L’après-midi, au bureau du juge Gutineau, deuxième étage du Palais de justice.
– J’ai confiance en vos intuitions, major, mais il m’en faudrait un peu plus pour me prononcer, dit le magistrat.
Je lui exposai les événements de la rue du Moulin-Vert, enquête désormais confiée à la Crim’ et la comparai à l’affaire Luzignan. L’une sanglante, l’autre sans violence, et un nombre de victimes très différent. Pourtant elles présentaient un troublant point commun. Ma théorie se fondait sur les circonstances des deux suicides. Louis Luzignan s’était atrocement mutilé en se sectionnant l’artère fémorale sans tenir compte de la douleur. En sautant à travers la fenêtre fermée, Rosa Arturo Costa s’était gravement coupée avant de s’écraser au sol. Les deux suicides présentaient la même indifférence à la souffrance. Par ailleurs, en dépit de la porte verrouillée de l’intérieur, la jeune femme avait appelé à l’aide comme pour échapper à un grand danger. Quant à Luzignan, il avait massacré sa famille sans aucun mobile.

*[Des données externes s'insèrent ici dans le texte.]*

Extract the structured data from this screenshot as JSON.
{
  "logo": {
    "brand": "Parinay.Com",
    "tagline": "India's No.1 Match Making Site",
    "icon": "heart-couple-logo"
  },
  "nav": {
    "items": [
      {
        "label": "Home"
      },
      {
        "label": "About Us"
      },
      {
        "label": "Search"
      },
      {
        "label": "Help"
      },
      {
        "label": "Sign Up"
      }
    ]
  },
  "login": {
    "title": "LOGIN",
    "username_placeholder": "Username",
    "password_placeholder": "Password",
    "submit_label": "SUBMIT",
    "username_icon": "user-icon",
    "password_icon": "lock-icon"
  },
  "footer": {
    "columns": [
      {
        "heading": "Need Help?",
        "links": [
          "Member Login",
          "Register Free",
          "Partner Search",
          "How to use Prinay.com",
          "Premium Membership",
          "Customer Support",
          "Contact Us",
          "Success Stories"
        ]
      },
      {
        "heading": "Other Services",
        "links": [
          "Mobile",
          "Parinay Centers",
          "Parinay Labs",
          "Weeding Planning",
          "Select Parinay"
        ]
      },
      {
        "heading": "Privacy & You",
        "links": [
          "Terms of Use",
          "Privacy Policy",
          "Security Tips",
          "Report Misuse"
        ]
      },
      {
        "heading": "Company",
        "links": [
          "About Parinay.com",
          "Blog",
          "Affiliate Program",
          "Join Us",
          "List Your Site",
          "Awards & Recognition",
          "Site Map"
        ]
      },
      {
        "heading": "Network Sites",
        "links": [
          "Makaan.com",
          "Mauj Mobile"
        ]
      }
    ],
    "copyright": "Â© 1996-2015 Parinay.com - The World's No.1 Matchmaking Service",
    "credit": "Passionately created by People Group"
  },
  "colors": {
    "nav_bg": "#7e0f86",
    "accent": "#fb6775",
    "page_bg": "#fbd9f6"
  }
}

– Une folie commune, en quelque sorte…, proposa Jean Gutineau.
J’opinai :
– Louis Luzignan et Rosa Arturo Costa sont des victimes au même titre que les autres. Je considère la porte d’entrée fracturée de la rue du Moulin-Vert comme un élément de preuve.
Le juge hocha la tête sans rien dire.
– Seize homicides à Paris en quinze jours, ça fait beaucoup. En général, on a une cinquantaine de cas par an et là, soixante-cinq à la mi-octobre. On est peut-être sur des meurtres en série, suggérai-je pour conclure.
Gutineau saisit une feuille, griffonna quelques lignes illisibles à l’encre bleue, puis réfléchit deux longues minutes, sans se laisser distraire par les grincements répétés de mon fauteuil.
– Qui est au courant de votre sentiment sur ces deux affaires ? demanda le juge.
– Christian Berckman et Marc Honfleur, mes collègues.
– Quel juge d’instruction a été saisi pour le cas Moulin-Vert ?
– Le juge De Fréjon.
– Je m’en doutais, asséna Gutineau.
Les deux magistrats ne s’appréciaient pas, n’avaient aucune affinité et concevaient leur métier avec des objectifs dissemblables. De Fréjon, grand professionnel néanmoins, courtisait les médias. Il s’arrangeait pour que les secrets d’instruction deviennent des succès publics, ce qui exaspérait Gutineau.
Ce dernier fixa longuement la plume de son stylo. Coutumier des prises de décision rapides, son mutisme s’avérait surprenant. Lorsqu’il ouvrit la bouche, je compris qu’il allait déroger à son éthique habituelle.
– Écoutez, vous avez peut-être raison, mais on va garder ça pour nous. Sinon la Crim’ récupérera notre affaire et je serai dessaisi.
Je restai silencieux, convaincu qu’il ne s’arrêterait pas en si bon chemin.
– Vous continuez à mener l’enquête Luzignan comme si de rien n’était… tout en gardant un œil sur la deuxième affaire, rue du Moulin-Vert.
– Je connais du monde à la Crim’, renchéris-je.
– Soyez discret, recommanda le juge.
– Je pousse les analyses chez les Luzignan ?
– Non, il faudrait exhumer les corps, ça attirerait l’attention. Aiguillez votre enquête en fonction des premiers résultats de la Crim’. Vous m’informez de la moindre nouveauté.
– Entendu, répondis-je.
Alors que je me levais, Gutineau ajouta :
– Si votre théorie des meurtres en série tient le coup, on va avoir d’autres cas très vite. Surveillez les ondes de « la tenue » et tenez-moi au courant de toute affaire similaire.
– Merci, monsieur le juge.
C’était évident, mais je me gardai bien d’en faire le commentaire. Gutineau appréciait d’avoir le dernier mot et, pour rien au monde, je ne voulais le frustrer.
Une fois dehors, je réfléchis à la tournure que prenaient les événements. Le juge avait toujours privilégié la défense du droit et de l’équité, sans considération pour la gloire ni les médias. Il pensait que son heure viendrait tôt ou tard. Elle n’était pas venue. Aussi, en fin de carrière, la frustration l’avait-elle envahi. Une aubaine.